Wall Street saw the S&P 500 hitting its 22nd record high this year, buoyed by encouraging economic indicators, which overshadowed recent comments from Federal Reserve officials suggesting no immediate rate cuts.
The remarkable $4 trillion surge in U.S. equity values over the past three months has surprised skeptics and prompted strategists to revise their 2024 forecasts.
Lori Calvasina, from RBC Capital Markets, noted, “We think the market’s view of where economic fundamentals are heading, rather than any one economist’s or strategist’s view, is what ultimately drives stock market pricing.”
Stocks saw modest gains after a day of mixed trading, with investors analyzing Fed Governor Christopher Waller’s remarks, emphasizing the need for “at least a couple months of better inflation data” before considering rate adjustments.
Traders also exercised caution ahead of the release of the Fed’s preferred inflation gauge and Jerome Powell’s comments on Friday, given that markets will be closed.

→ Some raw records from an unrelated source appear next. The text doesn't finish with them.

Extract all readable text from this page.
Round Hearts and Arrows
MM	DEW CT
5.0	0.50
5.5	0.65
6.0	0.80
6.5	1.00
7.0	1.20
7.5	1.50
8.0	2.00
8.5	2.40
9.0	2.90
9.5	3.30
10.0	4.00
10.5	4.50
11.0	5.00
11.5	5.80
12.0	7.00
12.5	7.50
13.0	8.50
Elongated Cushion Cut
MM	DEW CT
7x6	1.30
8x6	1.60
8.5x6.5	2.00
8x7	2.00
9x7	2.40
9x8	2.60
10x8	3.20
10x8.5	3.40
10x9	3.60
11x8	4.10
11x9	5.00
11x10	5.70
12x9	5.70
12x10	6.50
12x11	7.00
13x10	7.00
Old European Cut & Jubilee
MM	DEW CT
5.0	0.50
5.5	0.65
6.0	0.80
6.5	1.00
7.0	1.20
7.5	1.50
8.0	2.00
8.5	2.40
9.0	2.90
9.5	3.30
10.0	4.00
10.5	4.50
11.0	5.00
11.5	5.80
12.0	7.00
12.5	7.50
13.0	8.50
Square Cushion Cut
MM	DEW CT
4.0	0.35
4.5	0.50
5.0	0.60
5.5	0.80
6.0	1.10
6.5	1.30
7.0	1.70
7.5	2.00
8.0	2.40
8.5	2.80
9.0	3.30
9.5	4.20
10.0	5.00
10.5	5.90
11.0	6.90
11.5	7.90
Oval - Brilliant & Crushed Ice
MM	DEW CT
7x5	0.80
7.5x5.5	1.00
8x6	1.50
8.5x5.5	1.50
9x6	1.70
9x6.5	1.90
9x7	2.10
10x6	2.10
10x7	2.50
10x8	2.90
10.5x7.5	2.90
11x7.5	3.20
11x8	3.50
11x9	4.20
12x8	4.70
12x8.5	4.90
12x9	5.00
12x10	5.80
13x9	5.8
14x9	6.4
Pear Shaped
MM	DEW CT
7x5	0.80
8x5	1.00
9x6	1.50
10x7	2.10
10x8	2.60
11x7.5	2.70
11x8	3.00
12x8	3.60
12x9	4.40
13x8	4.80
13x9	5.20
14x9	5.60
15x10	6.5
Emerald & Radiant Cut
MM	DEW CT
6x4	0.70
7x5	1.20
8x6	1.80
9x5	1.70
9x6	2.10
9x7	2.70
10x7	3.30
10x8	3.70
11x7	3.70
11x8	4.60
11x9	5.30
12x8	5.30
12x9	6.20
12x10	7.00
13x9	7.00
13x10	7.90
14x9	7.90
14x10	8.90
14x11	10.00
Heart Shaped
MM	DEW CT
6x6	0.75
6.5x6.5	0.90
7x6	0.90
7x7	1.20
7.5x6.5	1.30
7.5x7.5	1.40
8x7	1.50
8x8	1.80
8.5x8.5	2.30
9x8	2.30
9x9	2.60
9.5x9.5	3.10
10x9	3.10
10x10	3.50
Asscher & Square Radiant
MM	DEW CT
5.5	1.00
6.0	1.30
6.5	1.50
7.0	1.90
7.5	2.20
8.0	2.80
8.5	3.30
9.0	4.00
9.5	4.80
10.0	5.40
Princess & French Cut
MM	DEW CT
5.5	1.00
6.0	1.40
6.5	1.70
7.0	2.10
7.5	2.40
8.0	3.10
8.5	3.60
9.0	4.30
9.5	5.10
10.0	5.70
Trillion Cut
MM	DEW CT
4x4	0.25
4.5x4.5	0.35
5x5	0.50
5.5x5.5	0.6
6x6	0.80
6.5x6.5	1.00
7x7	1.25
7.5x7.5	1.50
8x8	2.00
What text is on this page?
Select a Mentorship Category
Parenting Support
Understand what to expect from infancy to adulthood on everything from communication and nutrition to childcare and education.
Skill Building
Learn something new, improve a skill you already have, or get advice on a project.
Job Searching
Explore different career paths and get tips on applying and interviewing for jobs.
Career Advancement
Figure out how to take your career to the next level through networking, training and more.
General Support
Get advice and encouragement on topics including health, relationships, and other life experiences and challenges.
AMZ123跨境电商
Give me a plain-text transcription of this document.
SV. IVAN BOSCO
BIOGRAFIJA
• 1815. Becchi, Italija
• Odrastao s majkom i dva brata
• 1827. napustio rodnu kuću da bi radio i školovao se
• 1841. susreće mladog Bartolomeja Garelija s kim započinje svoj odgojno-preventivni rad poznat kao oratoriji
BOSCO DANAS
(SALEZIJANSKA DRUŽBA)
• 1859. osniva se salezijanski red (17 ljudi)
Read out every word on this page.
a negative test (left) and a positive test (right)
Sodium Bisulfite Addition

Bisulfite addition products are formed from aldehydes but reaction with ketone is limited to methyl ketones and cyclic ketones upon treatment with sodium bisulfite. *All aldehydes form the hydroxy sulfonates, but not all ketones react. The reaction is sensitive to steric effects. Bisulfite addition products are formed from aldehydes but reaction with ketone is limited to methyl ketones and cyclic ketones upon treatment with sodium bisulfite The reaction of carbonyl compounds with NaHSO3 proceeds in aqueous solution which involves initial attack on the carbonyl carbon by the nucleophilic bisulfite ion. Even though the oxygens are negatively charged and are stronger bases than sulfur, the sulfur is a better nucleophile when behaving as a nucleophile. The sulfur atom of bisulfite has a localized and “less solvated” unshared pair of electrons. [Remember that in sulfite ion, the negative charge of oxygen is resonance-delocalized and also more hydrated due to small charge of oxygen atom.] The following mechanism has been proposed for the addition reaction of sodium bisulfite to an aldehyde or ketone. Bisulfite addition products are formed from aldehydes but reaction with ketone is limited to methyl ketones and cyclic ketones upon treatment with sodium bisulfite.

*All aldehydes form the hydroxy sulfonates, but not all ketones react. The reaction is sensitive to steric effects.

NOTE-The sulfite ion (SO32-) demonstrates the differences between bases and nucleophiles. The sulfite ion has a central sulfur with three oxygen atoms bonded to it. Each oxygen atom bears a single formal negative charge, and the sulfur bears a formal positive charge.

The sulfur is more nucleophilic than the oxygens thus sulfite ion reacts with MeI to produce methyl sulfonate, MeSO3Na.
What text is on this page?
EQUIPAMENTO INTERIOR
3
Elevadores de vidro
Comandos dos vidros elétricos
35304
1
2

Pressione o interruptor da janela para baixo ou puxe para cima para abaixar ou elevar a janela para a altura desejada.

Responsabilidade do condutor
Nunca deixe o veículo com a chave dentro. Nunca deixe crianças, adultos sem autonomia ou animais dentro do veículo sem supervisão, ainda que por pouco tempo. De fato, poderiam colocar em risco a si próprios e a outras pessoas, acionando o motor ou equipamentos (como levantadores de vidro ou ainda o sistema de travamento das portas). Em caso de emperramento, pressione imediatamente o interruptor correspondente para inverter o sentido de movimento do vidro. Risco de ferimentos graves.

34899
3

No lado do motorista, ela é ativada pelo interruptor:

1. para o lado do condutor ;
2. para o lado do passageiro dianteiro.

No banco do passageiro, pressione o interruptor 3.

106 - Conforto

The S&P 500 surged past the 5,250 mark, ending the quarter with a robust rally of over 10%. Such consecutive double-digit gains have been observed only five times since 1950, as per Bloomberg data.
In a shortened trading session before the holiday, two-year yields, which are more responsive to imminent Fed actions, rose by five basis points to 4.62%. Meanwhile, the dollar extended its quarterly gains.
Chris Larkin, from E*Trade at Morgan Stanley, remarked, “Right or wrong, expectations for a June rate cut probably won’t shift unless inflation continues to rise and the labor market appears to be a major contributor to the increase.”